Our nation’s first soil conservation project of the 1930s was launched in the Coon Creek Watershed around Coon Valley, Wis. (just a short distance north of Crawford County) with the leadership of Aldo Leopold, the “father” of wildlife conservation. Phil Lewis, a retired UW Professor of Landscape Architecture, identified the Driftless as a region that should be preserved as a natural playground and retreat for surrounding, large urban areas as part of his Circle City concept developed decades ago.

The Driftless Area is the subject of both a book, The Becoming of the Driftless Rivers National Park, and a documentary film, Mysteries of the Driftless, in recognition of the significance of the natural, historical and archaeological resources of the region.

A nearly complete mastodon skeleton was discovered in 1897 a few miles east of Crawford County near the town of Boaz.

The limestone and karst geology of the Driftless Area resulted in numerous deep caves, including several known sites in Crawford County, such as the Kickapoo Caverns and Larson Cave.

Trout Unlimited recognized the significance of the world-class trout streams of the region when it launched its TUDARE program (Trout Unlimited Driftless Area Restoration Effort) in 2004. Large sums of money are being spent restoring the ecology of the coldwater resource of the Driftless Area.

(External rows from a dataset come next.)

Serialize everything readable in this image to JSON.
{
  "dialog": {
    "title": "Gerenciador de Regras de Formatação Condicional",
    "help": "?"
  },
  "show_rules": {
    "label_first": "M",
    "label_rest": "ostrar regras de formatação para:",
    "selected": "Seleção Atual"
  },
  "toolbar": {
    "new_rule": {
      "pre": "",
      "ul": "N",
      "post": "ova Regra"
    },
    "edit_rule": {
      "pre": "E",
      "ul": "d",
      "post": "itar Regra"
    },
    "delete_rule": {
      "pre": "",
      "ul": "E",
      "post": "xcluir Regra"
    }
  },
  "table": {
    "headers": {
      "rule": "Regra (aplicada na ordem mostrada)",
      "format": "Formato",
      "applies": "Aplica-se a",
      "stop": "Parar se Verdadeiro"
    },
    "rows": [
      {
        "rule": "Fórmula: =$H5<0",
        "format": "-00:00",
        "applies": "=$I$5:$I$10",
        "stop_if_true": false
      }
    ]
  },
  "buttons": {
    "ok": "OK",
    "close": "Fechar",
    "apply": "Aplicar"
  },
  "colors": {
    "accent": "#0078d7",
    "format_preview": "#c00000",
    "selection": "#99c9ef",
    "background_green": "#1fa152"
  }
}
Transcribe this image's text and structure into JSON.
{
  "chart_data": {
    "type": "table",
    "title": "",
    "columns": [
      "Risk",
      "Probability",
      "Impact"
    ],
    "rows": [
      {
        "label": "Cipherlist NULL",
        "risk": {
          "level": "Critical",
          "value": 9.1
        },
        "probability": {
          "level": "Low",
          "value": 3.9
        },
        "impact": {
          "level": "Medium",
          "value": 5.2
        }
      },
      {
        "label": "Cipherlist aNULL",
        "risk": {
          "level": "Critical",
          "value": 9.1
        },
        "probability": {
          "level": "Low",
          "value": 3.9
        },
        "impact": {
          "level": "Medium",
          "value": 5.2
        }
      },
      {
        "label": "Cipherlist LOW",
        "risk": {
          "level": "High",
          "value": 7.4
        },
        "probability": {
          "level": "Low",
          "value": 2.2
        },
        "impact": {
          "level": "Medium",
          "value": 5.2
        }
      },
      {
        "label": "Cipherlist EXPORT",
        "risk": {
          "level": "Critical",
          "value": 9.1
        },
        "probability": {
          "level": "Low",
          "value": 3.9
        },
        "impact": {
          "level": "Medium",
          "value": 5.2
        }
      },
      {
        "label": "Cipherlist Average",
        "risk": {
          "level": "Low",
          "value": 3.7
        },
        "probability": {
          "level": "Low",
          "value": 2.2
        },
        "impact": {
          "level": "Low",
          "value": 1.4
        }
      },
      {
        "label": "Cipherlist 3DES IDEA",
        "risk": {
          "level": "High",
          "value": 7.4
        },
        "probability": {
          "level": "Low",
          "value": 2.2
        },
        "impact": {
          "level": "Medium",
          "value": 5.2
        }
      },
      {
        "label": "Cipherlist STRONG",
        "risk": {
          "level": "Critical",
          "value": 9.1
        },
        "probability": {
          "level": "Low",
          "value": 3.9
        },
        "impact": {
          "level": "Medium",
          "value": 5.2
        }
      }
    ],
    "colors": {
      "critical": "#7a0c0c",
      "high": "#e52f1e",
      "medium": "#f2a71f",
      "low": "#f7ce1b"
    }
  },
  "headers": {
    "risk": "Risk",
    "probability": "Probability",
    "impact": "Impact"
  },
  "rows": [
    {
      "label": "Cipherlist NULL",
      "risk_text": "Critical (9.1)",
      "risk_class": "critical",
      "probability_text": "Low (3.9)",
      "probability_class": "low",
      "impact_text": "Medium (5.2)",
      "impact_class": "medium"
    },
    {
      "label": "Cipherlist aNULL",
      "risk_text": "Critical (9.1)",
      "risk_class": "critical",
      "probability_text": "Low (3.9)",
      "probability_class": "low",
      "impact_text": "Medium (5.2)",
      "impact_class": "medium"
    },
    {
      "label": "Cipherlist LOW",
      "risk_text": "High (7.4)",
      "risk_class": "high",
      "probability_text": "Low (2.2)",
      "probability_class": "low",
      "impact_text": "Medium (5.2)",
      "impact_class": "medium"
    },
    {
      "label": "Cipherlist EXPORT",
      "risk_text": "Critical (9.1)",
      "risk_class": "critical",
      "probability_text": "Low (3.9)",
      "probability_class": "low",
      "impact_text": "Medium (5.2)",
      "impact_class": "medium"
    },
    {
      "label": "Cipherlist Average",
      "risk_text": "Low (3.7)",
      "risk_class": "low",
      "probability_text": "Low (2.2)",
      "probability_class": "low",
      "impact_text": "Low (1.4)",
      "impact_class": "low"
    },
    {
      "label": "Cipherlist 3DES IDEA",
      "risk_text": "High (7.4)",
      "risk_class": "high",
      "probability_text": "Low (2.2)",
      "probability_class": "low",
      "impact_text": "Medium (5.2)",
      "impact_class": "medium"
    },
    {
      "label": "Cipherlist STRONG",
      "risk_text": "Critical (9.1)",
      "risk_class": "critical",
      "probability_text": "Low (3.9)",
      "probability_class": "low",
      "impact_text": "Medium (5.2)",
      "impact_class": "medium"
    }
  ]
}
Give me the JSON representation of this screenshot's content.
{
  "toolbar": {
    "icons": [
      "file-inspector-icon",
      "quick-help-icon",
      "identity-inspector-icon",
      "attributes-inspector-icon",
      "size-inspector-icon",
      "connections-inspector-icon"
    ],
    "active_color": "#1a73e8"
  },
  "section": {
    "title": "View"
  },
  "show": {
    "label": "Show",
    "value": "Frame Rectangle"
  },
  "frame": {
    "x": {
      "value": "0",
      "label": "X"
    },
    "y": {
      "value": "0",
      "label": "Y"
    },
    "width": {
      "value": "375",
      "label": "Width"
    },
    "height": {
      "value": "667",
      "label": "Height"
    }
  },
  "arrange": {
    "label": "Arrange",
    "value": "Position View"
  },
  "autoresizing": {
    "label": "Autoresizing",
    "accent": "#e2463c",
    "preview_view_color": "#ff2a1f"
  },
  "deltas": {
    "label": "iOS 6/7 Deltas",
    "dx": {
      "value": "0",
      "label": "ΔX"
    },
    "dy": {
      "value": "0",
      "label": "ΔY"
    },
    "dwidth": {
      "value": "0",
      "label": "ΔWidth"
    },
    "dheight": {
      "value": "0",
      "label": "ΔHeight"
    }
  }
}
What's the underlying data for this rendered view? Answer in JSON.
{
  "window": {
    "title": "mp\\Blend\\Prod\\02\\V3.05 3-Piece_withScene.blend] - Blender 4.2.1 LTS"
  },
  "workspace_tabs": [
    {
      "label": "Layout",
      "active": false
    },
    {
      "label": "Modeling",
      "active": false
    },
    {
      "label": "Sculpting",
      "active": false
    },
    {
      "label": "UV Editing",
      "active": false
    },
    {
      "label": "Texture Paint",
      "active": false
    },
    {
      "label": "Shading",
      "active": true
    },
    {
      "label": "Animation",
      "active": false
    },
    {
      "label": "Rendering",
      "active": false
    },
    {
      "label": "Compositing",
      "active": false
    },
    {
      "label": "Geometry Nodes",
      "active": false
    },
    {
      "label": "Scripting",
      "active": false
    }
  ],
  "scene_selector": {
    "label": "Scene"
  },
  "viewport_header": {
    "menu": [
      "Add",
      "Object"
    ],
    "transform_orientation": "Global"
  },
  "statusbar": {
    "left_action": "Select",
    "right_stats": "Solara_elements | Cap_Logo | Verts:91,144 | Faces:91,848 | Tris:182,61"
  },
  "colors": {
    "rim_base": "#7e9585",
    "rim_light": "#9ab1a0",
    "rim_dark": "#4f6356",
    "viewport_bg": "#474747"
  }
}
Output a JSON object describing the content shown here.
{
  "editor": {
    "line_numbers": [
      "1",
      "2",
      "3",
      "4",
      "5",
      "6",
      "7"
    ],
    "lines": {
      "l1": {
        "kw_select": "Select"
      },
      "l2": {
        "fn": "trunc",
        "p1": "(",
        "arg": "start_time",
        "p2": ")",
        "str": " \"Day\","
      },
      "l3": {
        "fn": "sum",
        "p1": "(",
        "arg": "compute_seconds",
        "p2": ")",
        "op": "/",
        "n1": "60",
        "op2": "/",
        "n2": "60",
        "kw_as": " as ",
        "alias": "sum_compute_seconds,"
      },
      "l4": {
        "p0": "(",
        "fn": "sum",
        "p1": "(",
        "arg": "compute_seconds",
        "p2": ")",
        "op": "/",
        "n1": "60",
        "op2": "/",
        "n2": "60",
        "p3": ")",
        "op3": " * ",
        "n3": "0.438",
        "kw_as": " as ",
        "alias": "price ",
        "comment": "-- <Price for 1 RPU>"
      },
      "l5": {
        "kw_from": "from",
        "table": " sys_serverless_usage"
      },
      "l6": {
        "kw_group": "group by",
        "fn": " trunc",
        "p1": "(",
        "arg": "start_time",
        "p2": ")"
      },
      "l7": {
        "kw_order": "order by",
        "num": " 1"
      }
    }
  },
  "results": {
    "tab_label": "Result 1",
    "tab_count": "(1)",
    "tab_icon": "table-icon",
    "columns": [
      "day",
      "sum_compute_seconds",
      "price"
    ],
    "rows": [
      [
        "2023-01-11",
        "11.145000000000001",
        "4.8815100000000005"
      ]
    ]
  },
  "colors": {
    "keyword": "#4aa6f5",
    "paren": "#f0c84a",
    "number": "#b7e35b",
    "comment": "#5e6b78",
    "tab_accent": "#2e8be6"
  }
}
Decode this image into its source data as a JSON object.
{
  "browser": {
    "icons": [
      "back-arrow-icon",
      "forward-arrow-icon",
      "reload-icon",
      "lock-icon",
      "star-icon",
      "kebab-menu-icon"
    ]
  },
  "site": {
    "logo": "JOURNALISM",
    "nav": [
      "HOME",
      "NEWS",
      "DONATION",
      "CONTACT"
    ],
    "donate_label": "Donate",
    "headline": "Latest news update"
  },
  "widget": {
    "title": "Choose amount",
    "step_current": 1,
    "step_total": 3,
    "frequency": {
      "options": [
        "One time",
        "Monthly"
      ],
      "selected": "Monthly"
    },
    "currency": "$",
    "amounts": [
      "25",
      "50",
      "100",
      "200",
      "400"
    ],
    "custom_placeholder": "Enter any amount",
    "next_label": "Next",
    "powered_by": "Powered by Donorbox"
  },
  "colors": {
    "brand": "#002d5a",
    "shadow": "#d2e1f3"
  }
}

The land’s diverse topography harbors many globally-imperiled natural communities with amazing contrast, spanning the gamut of hot-dry sites with prickly pear cactus to Ice Age holdovers like Pleistocene snails and beautiful northern monkshood wildflowers sustained by air chilled and vented from subterranean ice caves and rock fissures.

Father Jacques Marquette and Louis Joliet were the first Europeans to visit the upper Mississippi Valley, the area now proposed to be a national park, when they reached the Mississippi River by way of the Wisconsin River on June 17, 1673.

The majority of ancient Native American effigy mounds, along with prehistoric cave art, is concentrated on the Mississippi River bluffs of the Driftless Area. As a result, the Effigy Mounds National Monument was created right across the Mississippi River from Crawford County.

Some geologists believe that the Kickapoo River may be the oldest active river in the world.

In 2012, the Huffington Post declared the Great River Road Scenic Byway in Wisconsin the prettiest drive in the nation, edging out a highway in Hawaii for the title.